A still image video processing system should perform three basic operations to provide user-composed multiple still image displays
(1) Shrink: reduce a full size video image in size by a factor M.
(2) Place: position the reduced image at a desired location (x,y) in a new video frame.
(3) Compose: Create a new image comprising appropriately placed smaller images, or alternatively display a relatively small image as an inset in a larger full size image.
Preferably, the composed images should retain true color (i.e. be digitized at 15 to 24 bits per pixel) as opposed to the typical computer graphics color image (1 to 8 bits per pixel). As indicated above, the composing operation should occur in near real time. This means that any single shrink and place operation is desirably completed in about one second or less. It is also desirable for the multiple still image video processing system to be compatible with 525 line 30 sec/frame video, so that a single display device could display sequences of still images as well as full motion sequences.
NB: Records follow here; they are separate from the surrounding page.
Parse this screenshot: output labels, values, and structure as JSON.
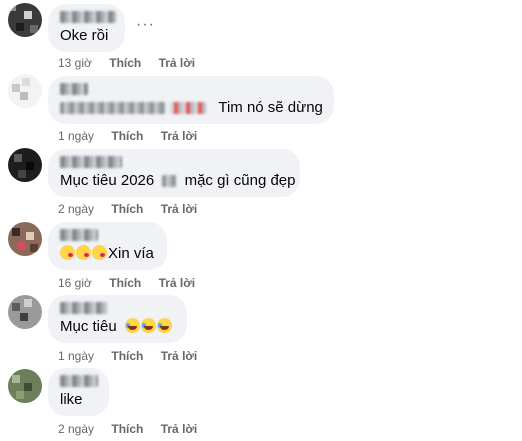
{
  "more_icon": "ellipsis-icon",
  "comments": [
    {
      "text": "Oke rồi",
      "time": "13 giờ",
      "like": "Thích",
      "reply": "Trả lời"
    },
    {
      "text": "Tim nó sẽ dừng",
      "time": "1 ngày",
      "like": "Thích",
      "reply": "Trả lời"
    },
    {
      "text_a": "Mục tiêu 2026",
      "text_b": "mặc gì cũng đẹp",
      "time": "2 ngày",
      "like": "Thích",
      "reply": "Trả lời"
    },
    {
      "text": "Xin vía",
      "emojis": [
        "kiss-emoji",
        "kiss-emoji",
        "kiss-emoji"
      ],
      "time": "16 giờ",
      "like": "Thích",
      "reply": "Trả lời"
    },
    {
      "text": "Mục tiêu",
      "emojis": [
        "laugh-cry-emoji",
        "laugh-cry-emoji",
        "laugh-cry-emoji"
      ],
      "time": "1 ngày",
      "like": "Thích",
      "reply": "Trả lời"
    },
    {
      "text": "like",
      "time": "2 ngày",
      "like": "Thích",
      "reply": "Trả lời"
    }
  ],
  "colors": {
    "bubble": "#f0f2f5",
    "meta": "#65676b",
    "text": "#050505"
  }
}
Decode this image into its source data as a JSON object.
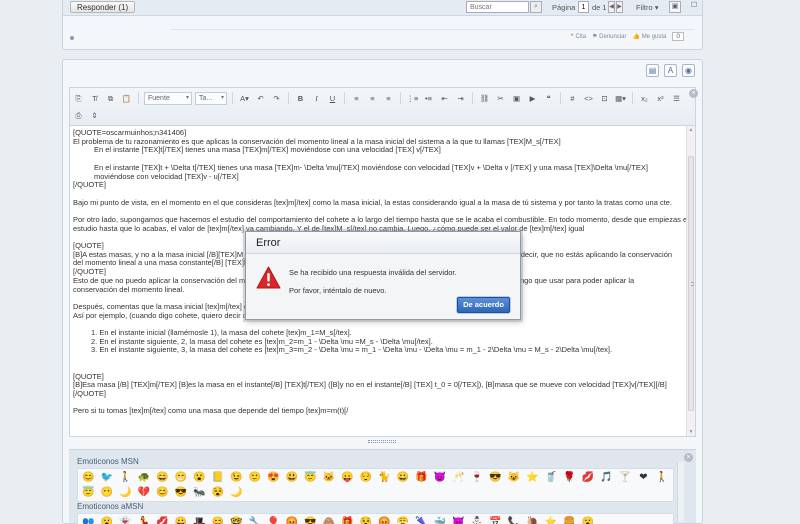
{
  "topbar": {
    "reply_button": "Responder (1)",
    "search_placeholder": "Buscar",
    "page_label": "Página",
    "page_value": "1",
    "page_of": "de 1",
    "filter_label": "Filtro"
  },
  "post_actions": {
    "quote": "Cita",
    "report": "Denunciar",
    "like": "Me gusta",
    "like_count": "0"
  },
  "toolbar": {
    "font_dropdown": "Fuente",
    "size_dropdown": "Ta..."
  },
  "editor": {
    "lines": [
      {
        "type": "ln",
        "text": "[QUOTE=oscarmuinhos;n341406]"
      },
      {
        "type": "ln",
        "text": "El problema de tu razonamiento es que aplicas la conservación del momento lineal a la masa inicial del sistema a la que tu llamas [TEX]M_s[/TEX]"
      },
      {
        "type": "ind",
        "text": "En el instante [TEX]t[/TEX] tienes una masa [TEX]m[/TEX] moviéndose con una velocidad [TEX] v[/TEX]"
      },
      {
        "type": "gap",
        "text": ""
      },
      {
        "type": "ind",
        "text": "En el instante [TEX]t + \\Delta t[/TEX] tienes una masa [TEX]m- \\Delta \\mu[/TEX] moviéndose con velocidad [TEX]v + \\Delta v [/TEX] y una masa [TEX]\\Delta \\mu[/TEX] moviéndose con velocidad [TEX]v - u[/TEX]"
      },
      {
        "type": "ln",
        "text": "[/QUOTE]"
      },
      {
        "type": "gap",
        "text": ""
      },
      {
        "type": "ln",
        "text": "Bajo mi punto de vista, en el momento en el que consideras [tex]m[/tex] como la masa inicial, la estas considerando igual a la masa de tú sistema y por tanto la tratas como una cte."
      },
      {
        "type": "gap",
        "text": ""
      },
      {
        "type": "ln",
        "text": "Por otro lado, supongamos que hacemos el estudio del comportamiento del cohete a lo largo del tiempo hasta que se le acaba el combustible. En todo momento, desde que empiezas el"
      },
      {
        "type": "ln",
        "text": "estudio hasta que lo acabas, el valor de [tex]m[/tex] va cambiando. Y el de [tex]M_s[/tex] no cambia. Luego, ¿cómo puede ser el valor de [tex]m[/tex] igual"
      },
      {
        "type": "gap",
        "text": ""
      },
      {
        "type": "ln",
        "text": "[QUOTE]"
      },
      {
        "type": "ln",
        "text": "[B]A estas masas, y no a la masa inicial [/B][TEX]M_s[/TEX] es a las que se aplica el principio de conservación del momento lineal. Es decir, que no estás aplicando la conservación"
      },
      {
        "type": "ln",
        "text": "del momento lineal a una masa constante[/B] [TEX]M_s[/TEX]"
      },
      {
        "type": "ln",
        "text": "[/QUOTE]"
      },
      {
        "type": "ln",
        "text": "Esto de que no puedo aplicar la conservación del momento lineal a una masa constante no lo entiendo, porque es la masa total que tengo que usar para poder aplicar la"
      },
      {
        "type": "ln",
        "text": "conservación del momento lineal."
      },
      {
        "type": "gap",
        "text": ""
      },
      {
        "type": "ln",
        "text": "Después, comentas que la masa inicial [tex]m[/tex] es constante en el tiempo"
      },
      {
        "type": "ln",
        "text": "Así por ejemplo, (cuando digo cohete, quiero decir combustible + carcasa):"
      },
      {
        "type": "gap",
        "text": ""
      },
      {
        "type": "ol",
        "text": "1. En el instante inicial (llamémosle 1), la masa del cohete [tex]m_1=M_s[/tex]."
      },
      {
        "type": "ol",
        "text": "2. En el instante siguiente, 2, la masa del cohete es [tex]m_2=m_1 - \\Delta \\mu =M_s - \\Delta \\mu[/tex]."
      },
      {
        "type": "ol",
        "text": "3. En el instante siguiente, 3, la masa del cohete es [tex]m_3=m_2 - \\Delta \\mu = m_1 - \\Delta \\mu - \\Delta \\mu = m_1 - 2\\Delta \\mu = M_s - 2\\Delta \\mu[/tex]."
      },
      {
        "type": "gap",
        "text": ""
      },
      {
        "type": "gap",
        "text": ""
      },
      {
        "type": "ln",
        "text": "[QUOTE]"
      },
      {
        "type": "ln",
        "text": "[B]Esa masa [/B] [TEX]m[/TEX] [B]es la masa en el instante[/B] [TEX]t[/TEX] ([B]y no en el instante[/B] [TEX] t_0 = 0[/TEX]), [B]masa que se mueve con velocidad [TEX]v[/TEX][/B]"
      },
      {
        "type": "ln",
        "text": "[/QUOTE]"
      },
      {
        "type": "gap",
        "text": ""
      },
      {
        "type": "ln",
        "text": "Pero si tu tomas [tex]m[/tex] como una masa que depende del tiempo [tex]m=m(t)[/"
      }
    ]
  },
  "emoticons": {
    "msn_title": "Emoticonos MSN",
    "msn_icons": [
      "😊",
      "🐦",
      "🚶",
      "🐢",
      "😄",
      "😁",
      "😮",
      "📒",
      "😉",
      "🙂",
      "😍",
      "😃",
      "😇",
      "🐱",
      "😛",
      "😌",
      "🐈",
      "😀",
      "🎁",
      "😈",
      "🥂",
      "🍷",
      "😎",
      "😺",
      "⭐",
      "🥤",
      "🌹",
      "💋",
      "🎵",
      "🍸",
      "❤",
      "🚶",
      "😇",
      "😶",
      "🌙",
      "💔",
      "😊",
      "😎",
      "🐜",
      "😵",
      "🌙"
    ],
    "amsn_title": "Emoticonos aMSN",
    "amsn_icons": [
      "👥",
      "😮",
      "👻",
      "💃",
      "💋",
      "😀",
      "🎩",
      "😊",
      "🤓",
      "🔧",
      "🎈",
      "😡",
      "😎",
      "🙈",
      "🎁",
      "😵",
      "😡",
      "😤",
      "🌂",
      "🐳",
      "😈",
      "⛄",
      "📅",
      "📞",
      "🐌",
      "⭐",
      "🍔",
      "😮"
    ]
  },
  "dialog": {
    "title": "Error",
    "message": "Se ha recibido una respuesta inválida del servidor.",
    "message2": "Por favor, inténtalo de nuevo.",
    "ok_button": "De acuerdo"
  }
}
Lastly, it is desirable for a multiple still image composing system to have a computer interface rather than a human interface to enable incorporation of the multiple image composing system into an interactive video applications system including video sources, video displays, and graphics overlay generators.
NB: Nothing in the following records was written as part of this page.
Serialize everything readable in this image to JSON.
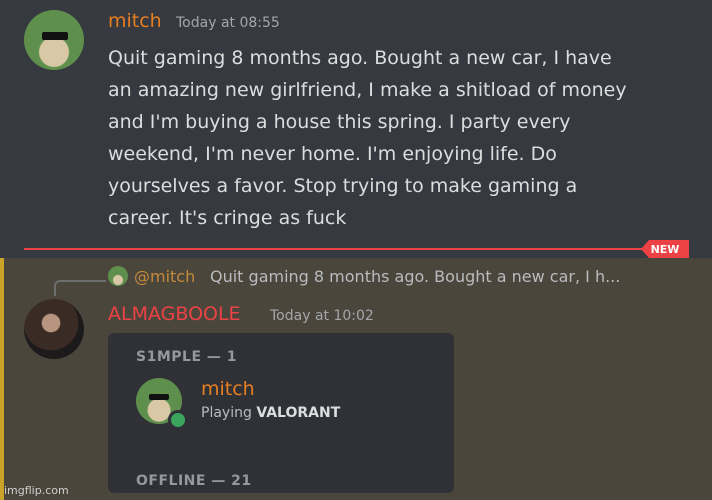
{
  "message1": {
    "author": "mitch",
    "author_color": "#e67e22",
    "timestamp": "Today at 08:55",
    "lines": [
      "Quit gaming 8 months ago. Bought a new car, I have",
      "an amazing new girlfriend, I make a shitload of money",
      "and I'm buying a house this spring. I party every",
      "weekend, I'm never home. I'm enjoying life. Do",
      "yourselves a favor. Stop trying to make gaming a",
      "career. It's cringe as fuck"
    ]
  },
  "divider": {
    "badge": "NEW",
    "color": "#ed4245"
  },
  "message2": {
    "reply": {
      "mention": "@mitch",
      "preview": "Quit gaming 8 months ago. Bought a new car, I h..."
    },
    "author": "ALMAGBOOLE",
    "author_color": "#ed4245",
    "timestamp": "Today at 10:02",
    "embed": {
      "group1_header": "S1MPLE — 1",
      "member_name": "mitch",
      "activity_prefix": "Playing",
      "activity_game": "VALORANT",
      "group2_header": "OFFLINE — 21",
      "status": "online-dot-icon"
    }
  },
  "watermark": "imgflip.com"
}
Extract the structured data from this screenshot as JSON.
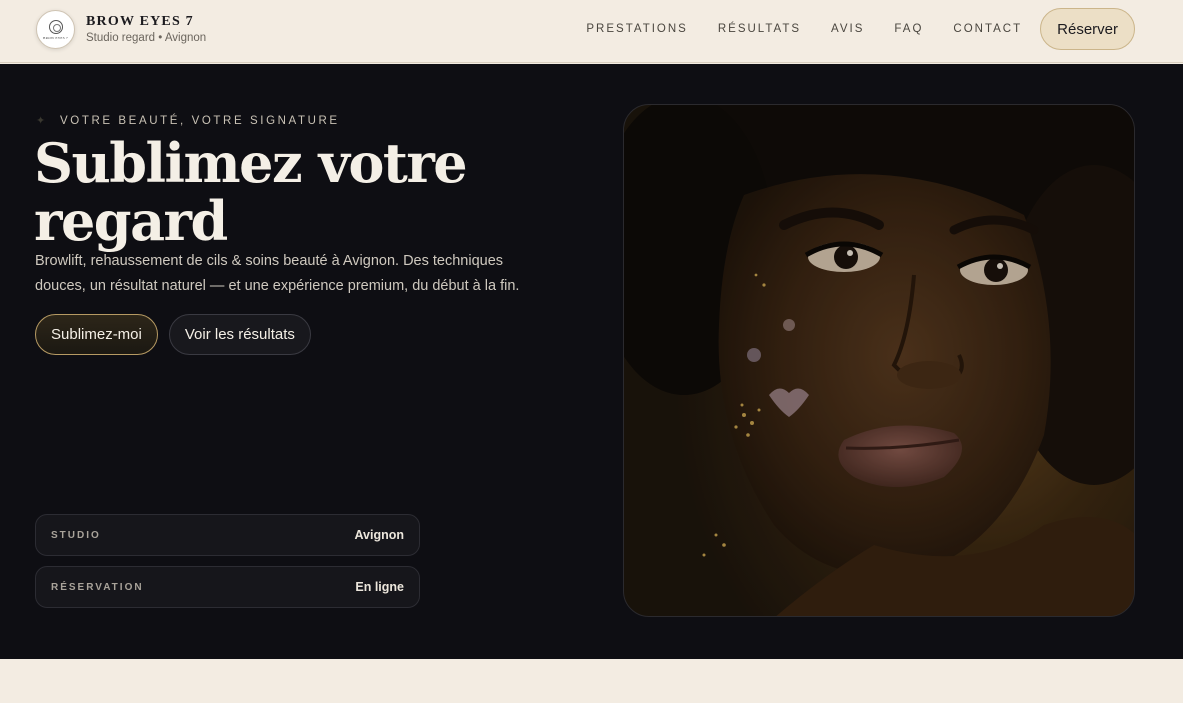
{
  "header": {
    "brand_name": "BROW EYES 7",
    "brand_subtitle": "Studio regard • Avignon",
    "logo_text": "BROW EYES 7",
    "nav": [
      {
        "label": "PRESTATIONS"
      },
      {
        "label": "RÉSULTATS"
      },
      {
        "label": "AVIS"
      },
      {
        "label": "FAQ"
      },
      {
        "label": "CONTACT"
      }
    ],
    "cta_label": "Réserver"
  },
  "hero": {
    "eyebrow_icon": "sparkle-icon",
    "eyebrow": "VOTRE BEAUTÉ, VOTRE SIGNATURE",
    "title_line1": "Sublimez votre",
    "title_line2": "regard",
    "description": "Browlift, rehaussement de cils & soins beauté à Avignon. Des techniques douces, un résultat naturel — et une expérience premium, du début à la fin.",
    "primary_button": "Sublimez-moi",
    "secondary_button": "Voir les résultats",
    "info": [
      {
        "label": "STUDIO",
        "value": "Avignon"
      },
      {
        "label": "RÉSERVATION",
        "value": "En ligne"
      }
    ]
  },
  "colors": {
    "page_background": "#f3ece2",
    "hero_background": "#0e0e13",
    "accent_gold": "#b69a63",
    "cta_background": "#ecdfc6"
  }
}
Commercially available devices generally do not meet the foregoing criteria. Low cost devices based on microprocessors (e.g. the Truevision product line from AT&T) are either too slow or do not provide true color operation. The video special effects generators commonly used by the broadcast TV industry can shrink and place full motion sequence images. However, such devices are generally not applicable for composing multiple still image displays. In addition, the special effects generators used in the TV industry typically have interfaces designed for human interaction with a trained artist and are not suitable for integration into an interactive video applications system to implement an application such as video browsing.
In view of the foregoing, it is an object of the present invention to provide a still frame image processing system capable of composing multiple still image displays in accordance with the criteria discussed above. Thus, it is an object of the invention to provide a system that permits the near real time composition of multiple still image displays comprising one or more reduced size still images interactively selected by the system user.